A leur sortie de l’Iséri, la police est intervenue pour les disperser, ce qui a provoqué les heurts.

En 2011, les autorités avaient évoqué la délocalisation de l’Iséri de Nouakchott à Aioun (800 km à l’est), où a été créée une "Université des sciences islamiques", pour apparemment fermer progressivement l’Institut, selon des syndicats d’étudiants. Aucune inscription n’avait été acceptée en première année pour 2011-2012 dans cet institut qui, de source officielle, compte actuellement quelque 4.000 inscrits en 2e, 3e et 4e années.
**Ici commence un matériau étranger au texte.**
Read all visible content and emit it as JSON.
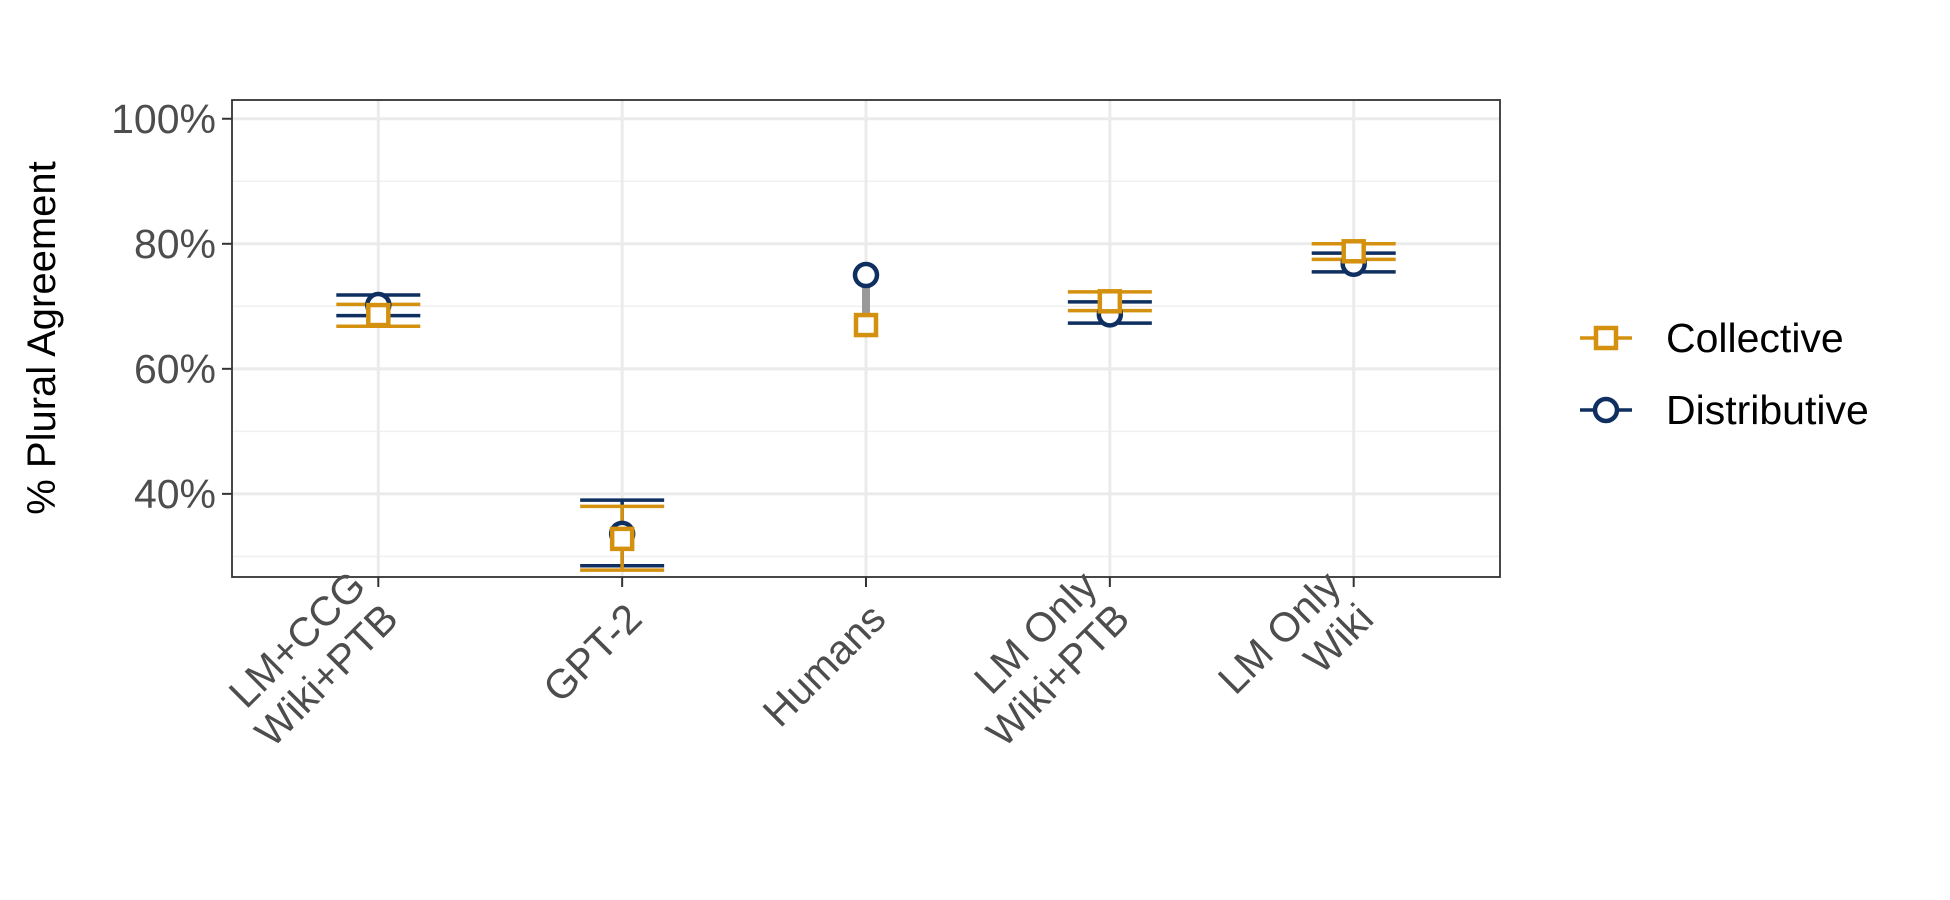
{
  "chart_data": {
    "type": "scatter",
    "ylabel": "% Plural Agreement",
    "xlabel": "",
    "ylim": [
      26.7,
      103
    ],
    "yticks": [
      40,
      60,
      80,
      100
    ],
    "ytick_labels": [
      "40%",
      "60%",
      "80%",
      "100%"
    ],
    "y_minor_ticks": [
      30,
      50,
      70,
      90
    ],
    "grid": true,
    "legend_position": "right",
    "categories": [
      {
        "id": "lmccg",
        "lines": [
          "LM+CCG",
          "Wiki+PTB"
        ]
      },
      {
        "id": "gpt2",
        "lines": [
          "GPT-2"
        ]
      },
      {
        "id": "humans",
        "lines": [
          "Humans"
        ]
      },
      {
        "id": "lmwp",
        "lines": [
          "LM Only",
          "Wiki+PTB"
        ]
      },
      {
        "id": "lmwiki",
        "lines": [
          "LM Only",
          "Wiki"
        ]
      }
    ],
    "connector_color": "#999999",
    "series": [
      {
        "name": "Collective",
        "marker": "square",
        "color": "#D4910F",
        "values": [
          68.6,
          32.8,
          67.0,
          70.8,
          78.8
        ],
        "err_low": [
          66.8,
          27.8,
          null,
          69.3,
          77.5
        ],
        "err_high": [
          70.3,
          38.0,
          null,
          72.3,
          80.0
        ]
      },
      {
        "name": "Distributive",
        "marker": "circle",
        "color": "#0E2F5F",
        "values": [
          70.2,
          33.6,
          75.0,
          68.7,
          76.8
        ],
        "err_low": [
          68.5,
          28.5,
          null,
          67.3,
          75.5
        ],
        "err_high": [
          71.8,
          39.0,
          null,
          70.7,
          78.5
        ]
      }
    ]
  }
}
Des étudiants de l’Iséri et d’autres universités du pays ont régulièrement réclamé l’annulation des décisions concernant leur établissement. Les manifestations de mécontentement ont été marquées récemment par des violences à Nouakchott.

Mardi, le ministre mauritanien des Affaires islamiques, Ahmed Ould Neini, avait assuré que l’Iséri sera maintenu pour les étudiants issus d’écoles coraniques.